With these points in mind it was decided that we should concentrate on making the flowering plant terms exhaustive and stick to sensu Magnoliophyta and then we can do the rest once we have non-flowering plants being annotated.

This illustrates some of the forces governing the level of granularity of the GO. For plant annotation, it is currently appropriate to make terms to this level of granularity, but this will change in the future when other plant species are being annotated to the GO. Therefore, the granularity of the GO may be assumed to be constantly changing in response to the various forces at work.

Sensu terms

Very often, similar processes operate in markedly different ways between organisms. The sensu terms were created to address this problem.

An example of the use of 'sensu':

  • embryonic development ; GO:0009790 The development of an organism from zygote formation until the end of its embryonic life stage. The end of the embryonic stage is organism-specific and may be somewhat arbitrary. For example, it would be at birth for mammals, larval hatching for insects and seed dormancy in plants.
  • embryonic development (sensu Magnoliophyta) ; GO:0009793 The embryonic development of flowering plants that ends with seed dormancy.
  • embryonic development (sensu Animalia) ; GO:0009792 The embryonic development of an animal from zygote formation until the end of its embryonic life stage. The end of the embryonic life stage is organism specific and may be somewhat arbitrary; for mammals it is usually considered to be birth; for insects the hatching of the first instar larva from the eggshell.

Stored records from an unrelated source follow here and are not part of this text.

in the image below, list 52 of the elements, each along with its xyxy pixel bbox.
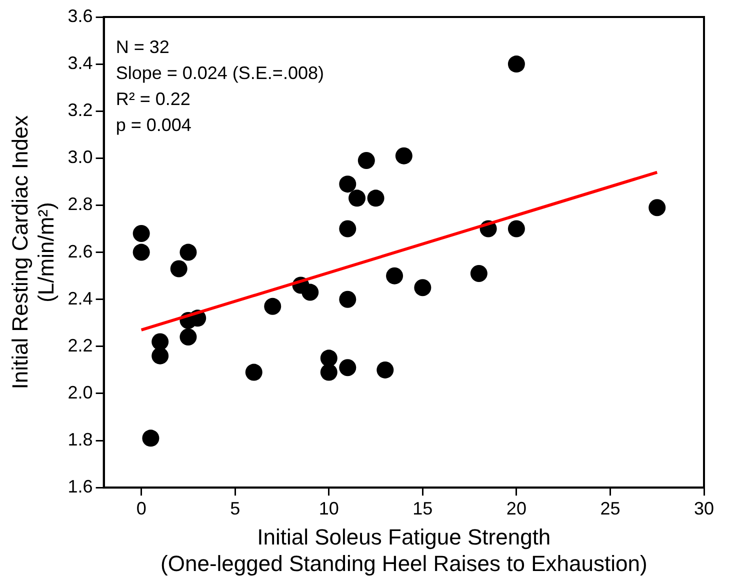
x-tick-label: 5: [230, 498, 240, 518]
annotation: Slope = 0.024 (S.E.=.008): [116, 62, 324, 83]
point: [180, 328, 197, 346]
point: [152, 347, 169, 364]
point: [142, 430, 160, 447]
point: [132, 244, 150, 261]
y-axis-title: Initial Resting Cardiac Index (L/min/m²): [7, 115, 59, 390]
y-tick-label: 3.2: [68, 100, 93, 120]
point: [414, 279, 432, 296]
point: [170, 260, 188, 278]
point: [245, 364, 262, 381]
point: [358, 152, 375, 170]
point: [339, 176, 356, 193]
y-tick-label: 1.8: [68, 430, 93, 450]
y-tick-label: 3.4: [68, 53, 93, 74]
point: [339, 220, 356, 238]
point: [395, 147, 412, 164]
point: [470, 264, 488, 282]
y-tick-label: 2.8: [68, 194, 93, 214]
annotation: N = 32: [116, 36, 170, 57]
point: [320, 364, 338, 381]
y-tick-label: 3.0: [68, 147, 93, 168]
point: [348, 190, 366, 207]
point: [152, 333, 169, 350]
y-tick-label: 2.2: [68, 335, 93, 356]
point: [132, 224, 150, 242]
point: [339, 290, 356, 308]
annotation: p = 0.004: [116, 114, 192, 135]
point: [180, 244, 197, 261]
x-axis-title: Initial Soleus Fatigue Strength (One-legged Standing Heel Raises to Exhaustion): [160, 524, 648, 576]
point: [508, 56, 525, 73]
point: [376, 361, 394, 378]
x-tick-label: 25: [600, 498, 620, 518]
x-tick-label: 0: [136, 498, 146, 518]
point: [264, 298, 282, 315]
point: [302, 284, 319, 301]
x-tick-label: 20: [506, 498, 526, 518]
point: [648, 199, 666, 216]
point: [367, 190, 384, 207]
y-tick-label: 1.6: [68, 476, 93, 497]
point: [508, 220, 525, 238]
y-tick-label: 2.6: [68, 241, 93, 262]
y-tick-label: 2.0: [68, 382, 93, 402]
x-tick-label: 15: [412, 498, 433, 518]
point: [339, 359, 356, 376]
x-tick-label: 10: [318, 498, 339, 518]
annotation: R² = 0.22: [116, 88, 190, 109]
y-tick-label: 2.4: [68, 288, 93, 308]
point: [320, 350, 338, 367]
point: [386, 267, 404, 284]
y-tick-label: 3.6: [68, 6, 93, 26]
x-tick-label: 30: [694, 498, 714, 518]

If more than one taxonomic group is included then the names are separated by commas, e.g.: %female meiotic spindle assembly (sensu Drosophila, sensu Mus) ; GO:0007056 One risk is that the many differences between process in different groups migh lead to the excessive proliferation of sensu terms. It was decided that sensu terms should only be created in the case of homonym terms; those which have the same text strings with unique meanings for each organism. To help enforce this, each time a 'sensu' terms is made, an explicit reference is included made, so that there need be nothing implicit in the definition.

In addition, the creation of sensu terms was restricted to those with class-level distinctions. For instance, mouse will represent the class Mammalia; Drosophila will represent the class Insecta.

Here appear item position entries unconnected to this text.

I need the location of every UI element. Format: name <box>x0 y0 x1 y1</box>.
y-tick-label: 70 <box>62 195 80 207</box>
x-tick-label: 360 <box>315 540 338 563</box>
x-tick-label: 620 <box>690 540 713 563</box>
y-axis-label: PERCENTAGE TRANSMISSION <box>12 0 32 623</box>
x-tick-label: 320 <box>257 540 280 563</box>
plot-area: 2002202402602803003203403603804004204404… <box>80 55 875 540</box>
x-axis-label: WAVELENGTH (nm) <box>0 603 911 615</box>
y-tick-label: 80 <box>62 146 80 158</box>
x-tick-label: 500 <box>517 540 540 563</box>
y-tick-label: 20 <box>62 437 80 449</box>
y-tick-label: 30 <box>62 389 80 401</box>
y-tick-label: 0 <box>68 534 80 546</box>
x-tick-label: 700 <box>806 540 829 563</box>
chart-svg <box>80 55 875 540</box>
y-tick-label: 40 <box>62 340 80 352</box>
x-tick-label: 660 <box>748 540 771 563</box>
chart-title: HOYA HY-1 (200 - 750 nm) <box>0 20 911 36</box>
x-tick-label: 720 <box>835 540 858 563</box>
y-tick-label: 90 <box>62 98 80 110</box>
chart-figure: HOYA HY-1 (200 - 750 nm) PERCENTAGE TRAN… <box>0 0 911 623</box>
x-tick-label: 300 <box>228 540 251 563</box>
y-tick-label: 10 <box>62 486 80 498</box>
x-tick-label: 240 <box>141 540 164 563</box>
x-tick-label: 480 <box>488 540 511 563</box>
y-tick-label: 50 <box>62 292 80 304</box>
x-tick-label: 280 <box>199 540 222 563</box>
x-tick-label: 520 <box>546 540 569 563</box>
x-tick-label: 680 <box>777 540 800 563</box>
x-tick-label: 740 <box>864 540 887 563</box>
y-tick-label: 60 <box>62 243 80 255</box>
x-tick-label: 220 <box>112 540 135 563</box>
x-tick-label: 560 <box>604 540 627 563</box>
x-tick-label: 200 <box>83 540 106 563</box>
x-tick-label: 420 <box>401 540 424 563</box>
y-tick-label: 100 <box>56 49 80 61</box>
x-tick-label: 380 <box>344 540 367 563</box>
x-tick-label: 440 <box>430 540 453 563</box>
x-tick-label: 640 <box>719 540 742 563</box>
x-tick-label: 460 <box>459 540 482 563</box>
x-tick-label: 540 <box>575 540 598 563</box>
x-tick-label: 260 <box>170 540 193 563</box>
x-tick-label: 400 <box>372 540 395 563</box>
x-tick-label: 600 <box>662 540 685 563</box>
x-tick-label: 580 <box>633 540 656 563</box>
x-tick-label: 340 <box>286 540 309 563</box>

In spite of the creation of these rules to minimise the number of sensu terms, the word 'sensu' has found it's place as one of the most frequently used words in the ontologies, alongside 'of' and 'and'.

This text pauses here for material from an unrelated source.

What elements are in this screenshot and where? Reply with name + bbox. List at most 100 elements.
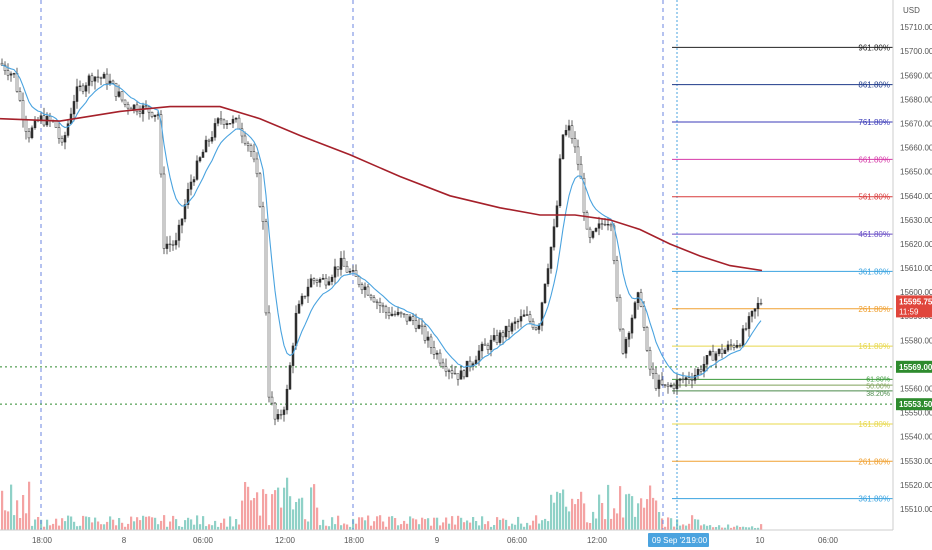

Should GO include behavior terms or are there too few that are proven to be directly affected by gene activity? Peter Midford in Arizona, already is working on behaviour ontologies for loggerhead turtles, jumping spiders and we feel this level of detail seems to be beyond the scope of GO. However, there still needs to be some descriptive capability for behaviour within GO, both for Drosophila and maybe for mouse, to be able to annotate certain genes since both species have genes known to directly affect behavior. The essential questions relate to what should be included in Process. It is clear in Drosophila that one can pin certain genes to behaviours like walking or circadian rhythms because these are hard-wired. Conversely, there is need for an auxiliary ontology developed specifically to deal with behaviors in mouse since much knowledge in this area is not tied directly to specific gene activity

Conclusion - we do want behaviour in GO, but there may be other ontologies, for groups like mouse, that will extend these. In these cases we'll recommend that these auxiliary ontologies be consistent with GO and include any necessary cross-references to GO terms. To support this the GO terms should be at a level that can be used for many organisms for behaviours that have a genetically defined component.